Having a home equity loan or home equity line of credit can make refinancing your primary mortgage more complicated. That’s because the lender that issued your HELOC or home equity loan is seen as a secondary mortgage holder while you’re still paying off your primary mortgage.

But you can’t retire your old mortgage without either paying off the second as well or getting the secondary lender to accept what’s called resubordination. In that case, following a refinance of the primary mortgage, your home equity lender agrees to cede the first lienholder position priority back to the refinance lender. That jockeying is technically known as a resubordination, but if your home equity lender won’t cooperate, you have some other options as well.

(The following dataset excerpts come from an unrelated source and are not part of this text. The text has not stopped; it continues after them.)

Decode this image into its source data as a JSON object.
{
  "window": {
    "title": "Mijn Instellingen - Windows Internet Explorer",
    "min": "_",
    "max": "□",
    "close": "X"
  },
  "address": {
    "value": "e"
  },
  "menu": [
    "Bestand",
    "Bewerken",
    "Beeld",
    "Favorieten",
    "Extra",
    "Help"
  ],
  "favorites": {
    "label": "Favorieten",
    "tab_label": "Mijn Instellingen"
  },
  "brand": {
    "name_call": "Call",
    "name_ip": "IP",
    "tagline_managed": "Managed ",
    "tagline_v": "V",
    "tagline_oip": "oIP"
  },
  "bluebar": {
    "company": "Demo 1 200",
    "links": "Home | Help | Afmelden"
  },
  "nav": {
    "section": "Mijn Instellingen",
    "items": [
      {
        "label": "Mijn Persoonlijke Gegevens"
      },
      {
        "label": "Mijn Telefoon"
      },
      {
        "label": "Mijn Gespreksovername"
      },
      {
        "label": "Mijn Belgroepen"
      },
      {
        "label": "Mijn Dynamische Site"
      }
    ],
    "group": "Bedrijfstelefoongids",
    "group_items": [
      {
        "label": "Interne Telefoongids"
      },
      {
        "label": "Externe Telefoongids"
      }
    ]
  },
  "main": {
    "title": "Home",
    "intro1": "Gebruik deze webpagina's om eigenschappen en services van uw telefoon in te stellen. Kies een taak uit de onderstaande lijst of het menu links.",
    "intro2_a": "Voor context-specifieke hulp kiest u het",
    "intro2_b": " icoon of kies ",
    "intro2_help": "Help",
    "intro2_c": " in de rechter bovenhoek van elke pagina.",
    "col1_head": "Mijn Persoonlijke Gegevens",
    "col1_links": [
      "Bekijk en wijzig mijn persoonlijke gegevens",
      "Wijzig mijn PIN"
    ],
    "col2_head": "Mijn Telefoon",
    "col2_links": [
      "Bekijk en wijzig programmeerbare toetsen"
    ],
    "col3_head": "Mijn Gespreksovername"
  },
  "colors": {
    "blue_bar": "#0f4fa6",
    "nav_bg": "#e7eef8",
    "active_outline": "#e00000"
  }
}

Resubordination can be problematic these days

Resubordination is usually the path of least resistance, although it does take time and can involve extra fees. Keep in mind, however, that home equity lending has tightened during the pandemic and these days many lenders will simply not want to be bothered or want to take on additional risk.

If you want to go this route, before you can refinance your primary mortgage, your lender must submit a subordination package — all of the documents supporting the request — to the institution holding your home equity loan or line of credit. The second mortgage lender, if they want to go along, typically charges a few hundred dollars to review the package, and approval can take up to six weeks.

Options when resubordination is denied

If your home equity lender says no to resubordination but you still want to refinance, one solution would be to pay off the second loan, if you have the resources or possibly through a cash-out refinance.

However, you must retain at least 20 percent equity in the property after the cash-out refinance or you’ll have to pay private mortgage insurance. That extra cost could put the savings from a refi far away.

Another factor is that lenders have tightened credit amid the ongoing rate-driven refinance boom. Adding extra debt to your refinance may make lenders less keen to underwrite the new loan and if so your rate may be slightly higher.

But, on the plus side, thanks to those low rates, you may be able to save money by consolidating all your mortgages into a single loan if it works out.

One more route is to find a lender who will do a simultaneous first and second mortgage refinance. This way you can keep the second mortgage credit line and get a new first. A mortgage broker may be able to assist you with this and other types of refis that involve a second mortgage.